Sorana scoffed softly and looked at Lavayla as though she were staring at something unpleasant. "Well, I’m just curious."
Her eyes briefly flicked toward the skyline beyond the glass windows before returning to Lavayla again. "You’ve been acting rather strange lately."
Lavayla’s expression remained unchanged. "Strange?"
"Yes." Sorana tilted her head slightly, studying her with narrowed eyes. "Quiet. Distracted. Smiling to yourself like you’re remembering something amusing."
She leaned a little closer across the table and added, "That’s not your style."
Lavayla met her gaze without flinching. "You observe me quite closely."
Sorana snorted at the remark. "Hard not to when you’re the company’s golden director."
Lavayla lifted her glass again and took another slow sip. The cold liquid slid down her throat, refreshing and familiar.
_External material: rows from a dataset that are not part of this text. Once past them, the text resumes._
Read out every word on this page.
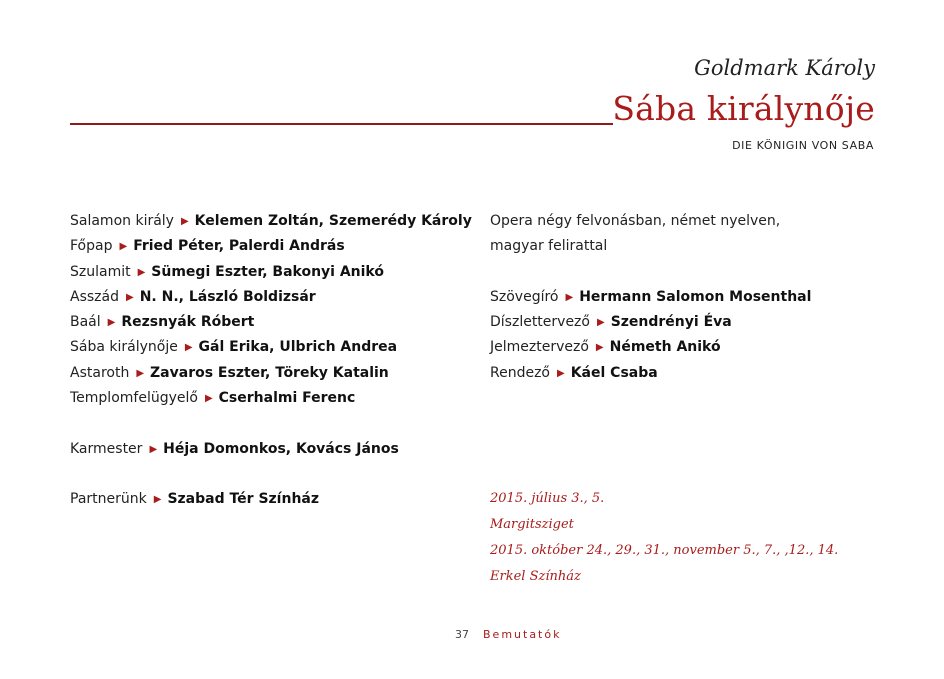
Goldmark Károly
Sába királynője
DIE KÖNIGIN VON SABA
Salamon király ▶ Kelemen Zoltán, Szemerédy Károly
Főpap ▶ Fried Péter, Palerdi András
Szulamit ▶ Sümegi Eszter, Bakonyi Anikó
Asszád ▶ N. N., László Boldizsár
Baál ▶ Rezsnyák Róbert
Sába királynője ▶ Gál Erika, Ulbrich Andrea
Astaroth ▶ Zavaros Eszter, Töreky Katalin
Templomfelügyelő ▶ Cserhalmi Ferenc
Karmester ▶ Héja Domonkos, Kovács János
Partnerünk ▶ Szabad Tér Színház
Opera négy felvonásban, német nyelven,
magyar felirattal
Szövegíró ▶ Hermann Salomon Mosenthal
Díszlettervező ▶ Szendrényi Éva
Jelmeztervező ▶ Németh Anikó
Rendező ▶ Káel Csaba
2015. július 3., 5.
Margitsziget
2015. október 24., 29., 31., november 5., 7., ,12., 14.
Erkel Színház
37 Bemutatók
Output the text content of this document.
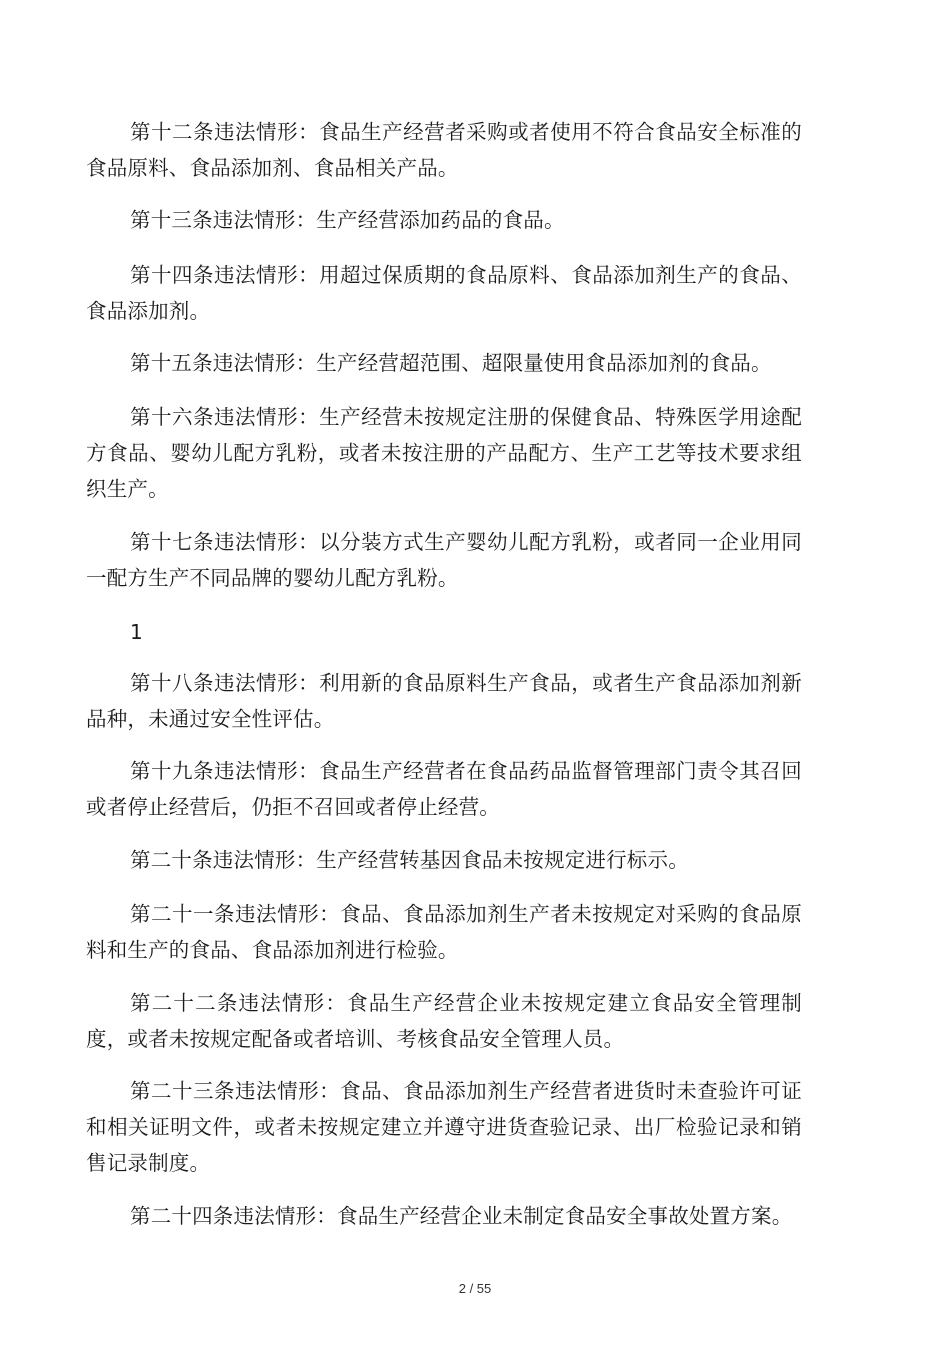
第十二条违法情形：食品生产经营者采购或者使用不符合食品安全标准的食品原料、食品添加剂、食品相关产品。

第十三条违法情形：生产经营添加药品的食品。

第十四条违法情形：用超过保质期的食品原料、食品添加剂生产的食品、食品添加剂。

第十五条违法情形：生产经营超范围、超限量使用食品添加剂的食品。

第十六条违法情形：生产经营未按规定注册的保健食品、特殊医学用途配方食品、婴幼儿配方乳粉，或者未按注册的产品配方、生产工艺等技术要求组织生产。

第十七条违法情形：以分装方式生产婴幼儿配方乳粉，或者同一企业用同一配方生产不同品牌的婴幼儿配方乳粉。

1

第十八条违法情形：利用新的食品原料生产食品，或者生产食品添加剂新品种，未通过安全性评估。

第十九条违法情形：食品生产经营者在食品药品监督管理部门责令其召回或者停止经营后，仍拒不召回或者停止经营。

第二十条违法情形：生产经营转基因食品未按规定进行标示。

第二十一条违法情形：食品、食品添加剂生产者未按规定对采购的食品原料和生产的食品、食品添加剂进行检验。

第二十二条违法情形：食品生产经营企业未按规定建立食品安全管理制度，或者未按规定配备或者培训、考核食品安全管理人员。

第二十三条违法情形：食品、食品添加剂生产经营者进货时未查验许可证和相关证明文件，或者未按规定建立并遵守进货查验记录、出厂检验记录和销售记录制度。

第二十四条违法情形：食品生产经营企业未制定食品安全事故处置方案。

2 / 55
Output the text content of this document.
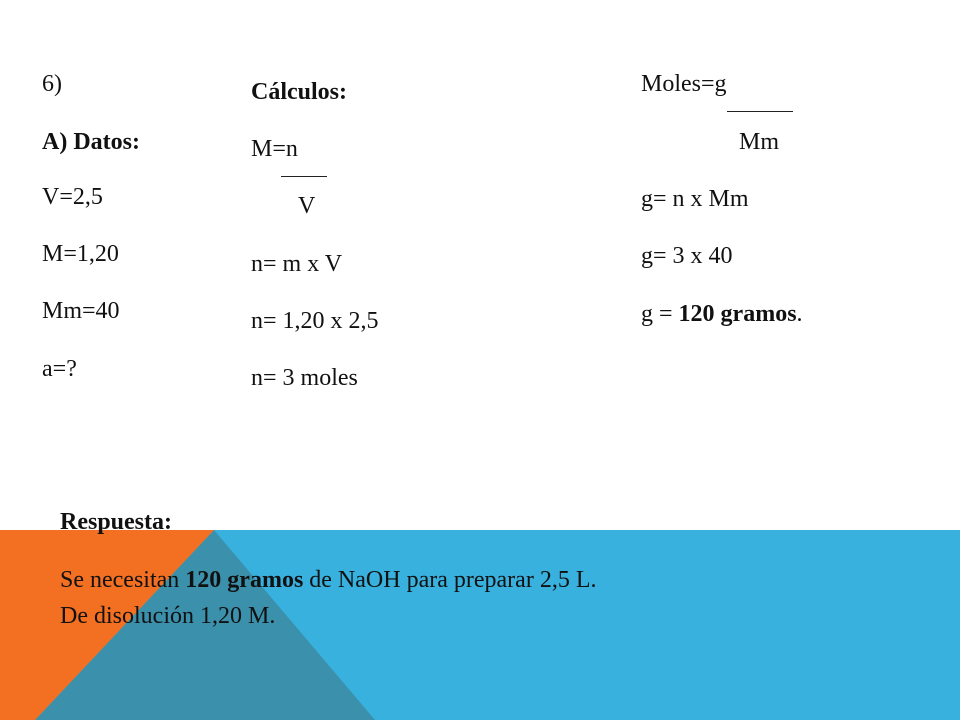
6)
A) Datos:
V=2,5
M=1,20
Mm=40
a=?
Cálculos:
M=n
V
n= m x V
n= 1,20 x 2,5
n= 3 moles
Moles=g
Mm
g= n x Mm
g= 3 x 40
g = 120 gramos.
Respuesta:
Se necesitan 120 gramos de NaOH para preparar 2,5 L.
De disolución 1,20 M.
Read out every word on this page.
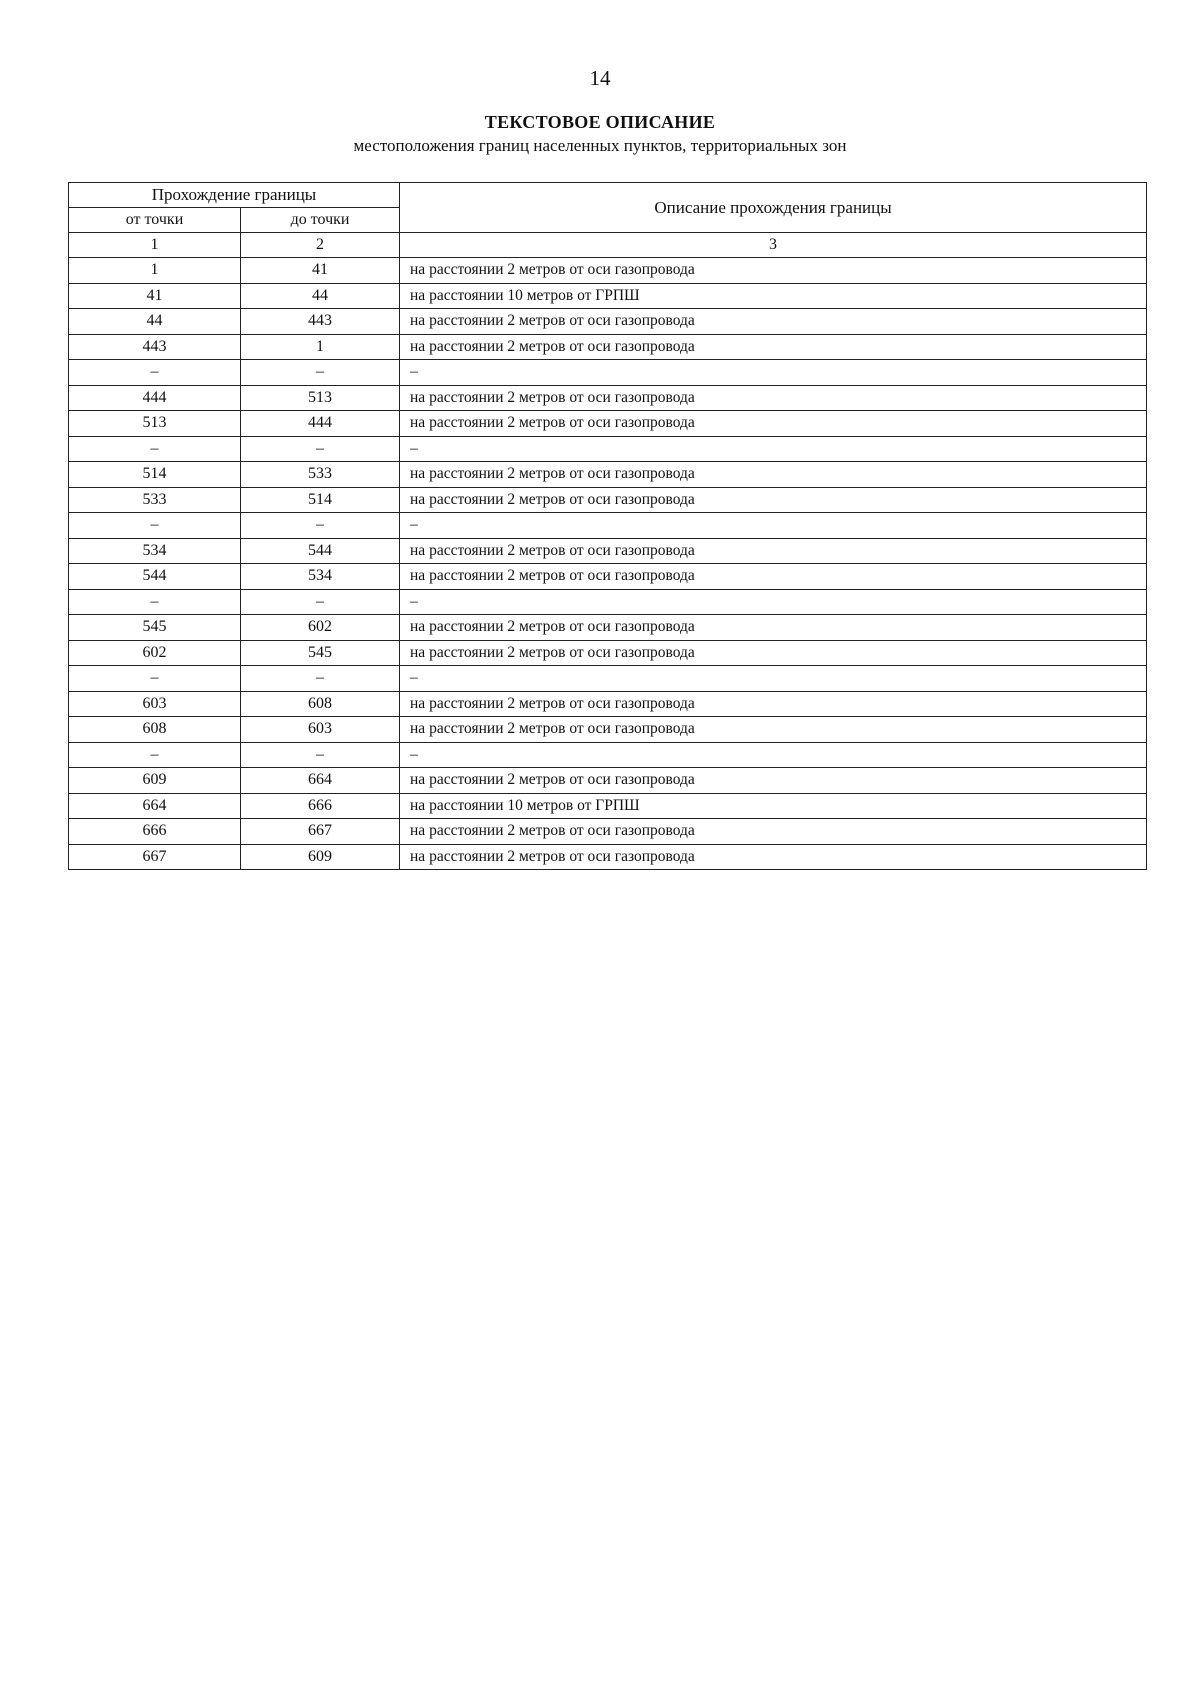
14
ТЕКСТОВОЕ ОПИСАНИЕ
местоположения границ населенных пунктов, территориальных зон
Прохождение границы		Описание прохождения границы
от точки	до точки	
1	2	3
1	41	на расстоянии 2 метров от оси газопровода
41	44	на расстоянии 10 метров от ГРПШ
44	443	на расстоянии 2 метров от оси газопровода
443	1	на расстоянии 2 метров от оси газопровода
–	–	–
444	513	на расстоянии 2 метров от оси газопровода
513	444	на расстоянии 2 метров от оси газопровода
–	–	–
514	533	на расстоянии 2 метров от оси газопровода
533	514	на расстоянии 2 метров от оси газопровода
–	–	–
534	544	на расстоянии 2 метров от оси газопровода
544	534	на расстоянии 2 метров от оси газопровода
–	–	–
545	602	на расстоянии 2 метров от оси газопровода
602	545	на расстоянии 2 метров от оси газопровода
–	–	–
603	608	на расстоянии 2 метров от оси газопровода
608	603	на расстоянии 2 метров от оси газопровода
–	–	–
609	664	на расстоянии 2 метров от оси газопровода
664	666	на расстоянии 10 метров от ГРПШ
666	667	на расстоянии 2 метров от оси газопровода
667	609	на расстоянии 2 метров от оси газопровода
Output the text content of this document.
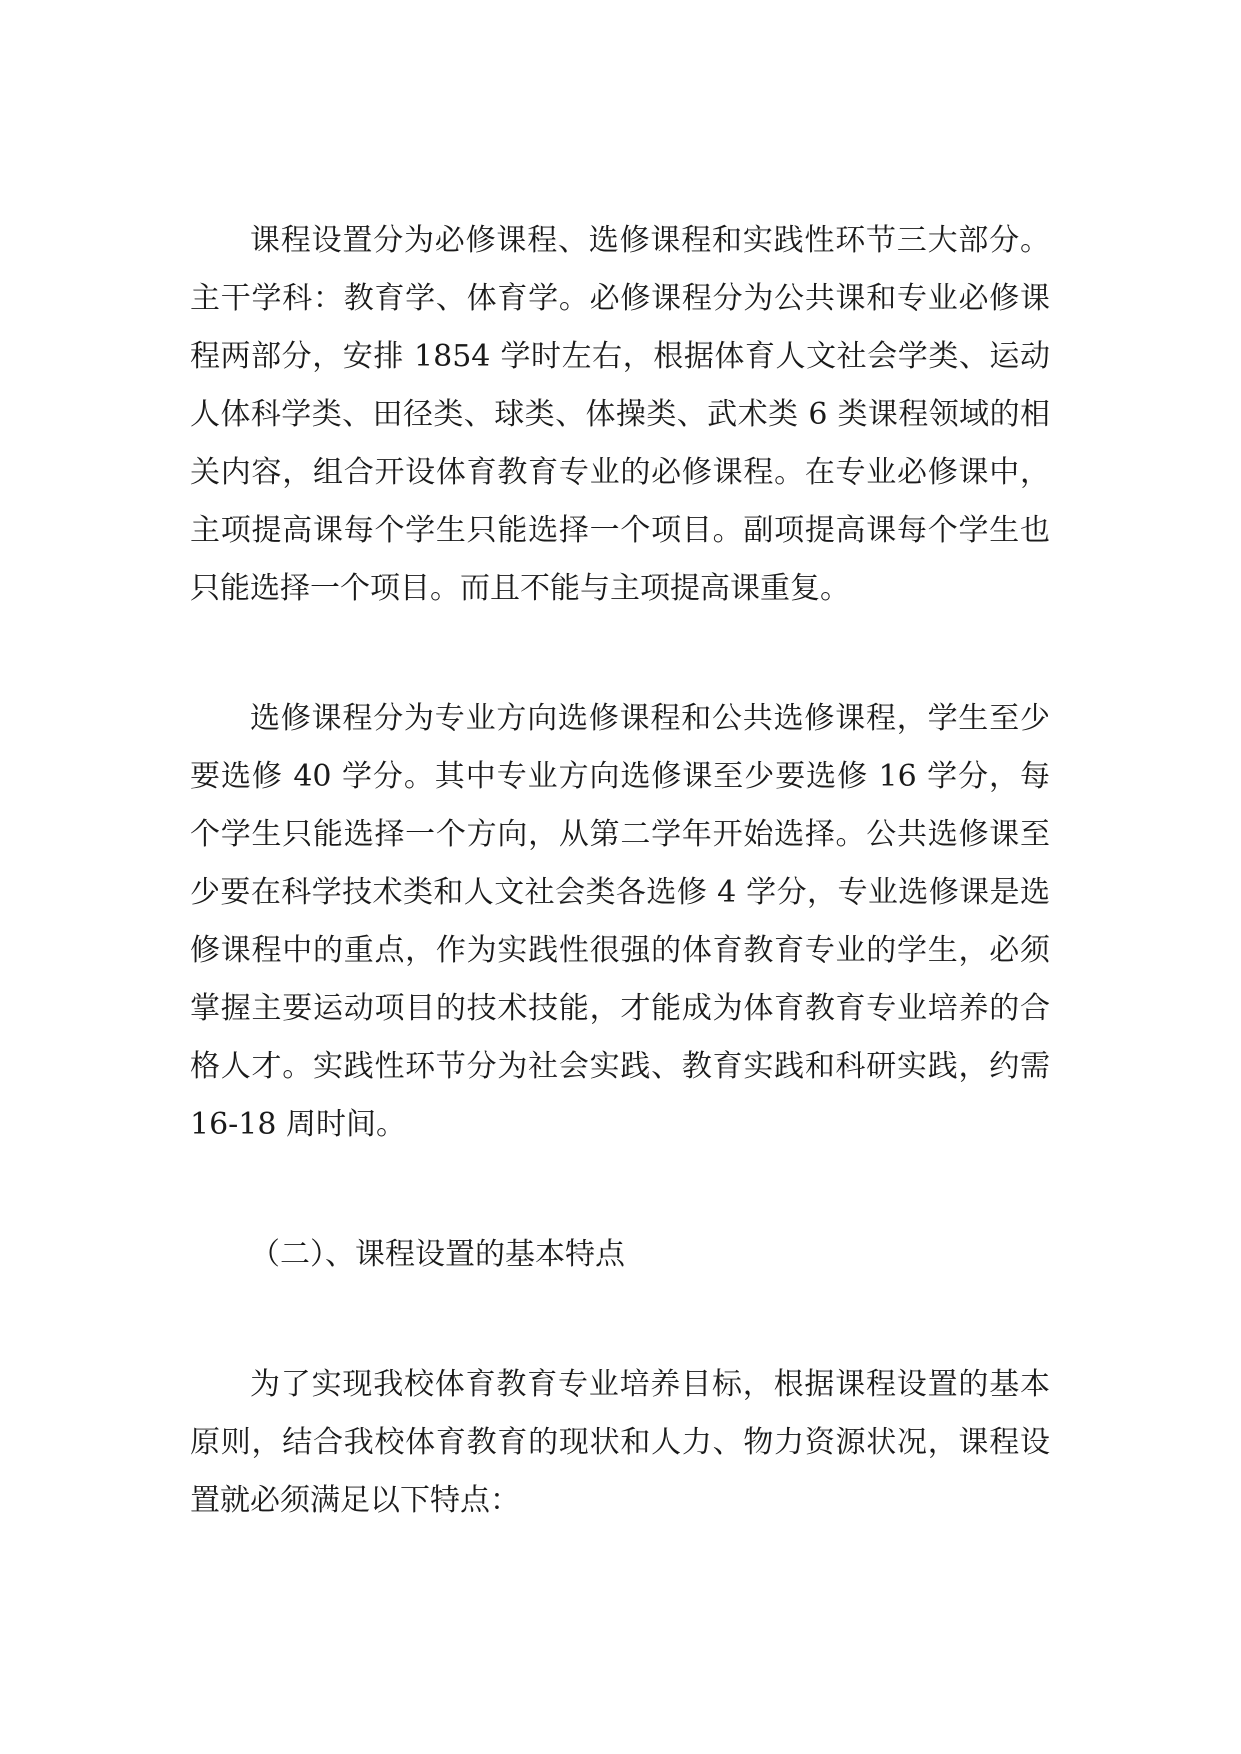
课程设置分为必修课程、选修课程和实践性环节三大部分。主干学科：教育学、体育学。必修课程分为公共课和专业必修课程两部分，安排 1854 学时左右，根据体育人文社会学类、运动人体科学类、田径类、球类、体操类、武术类 6 类课程领域的相关内容，组合开设体育教育专业的必修课程。在专业必修课中，主项提高课每个学生只能选择一个项目。副项提高课每个学生也只能选择一个项目。而且不能与主项提高课重复。

选修课程分为专业方向选修课程和公共选修课程，学生至少要选修 40 学分。其中专业方向选修课至少要选修 16 学分，每个学生只能选择一个方向，从第二学年开始选择。公共选修课至少要在科学技术类和人文社会类各选修 4 学分，专业选修课是选修课程中的重点，作为实践性很强的体育教育专业的学生，必须掌握主要运动项目的技术技能，才能成为体育教育专业培养的合格人才。实践性环节分为社会实践、教育实践和科研实践，约需 16-18 周时间。

（二）、课程设置的基本特点

为了实现我校体育教育专业培养目标，根据课程设置的基本原则，结合我校体育教育的现状和人力、物力资源状况，课程设置就必须满足以下特点：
Yet the faint warmth from the earlier memory still lingered somewhere deep in her chest.
Sorana’s voice broke through her thoughts once more.
"You know," she said casually, "the board meeting next month might be interesting."
Lavayla set the glass back on the table and looked at her. "Oh?"
Sorana smiled faintly, clearly enjoying the moment. "There are rumors."
"What kind of rumors?"
"That the company is considering restructuring the leadership for the upcoming international expansion."
Lavayla rested her chin lightly against her hand as she listened. "Is that supposed to worry me?"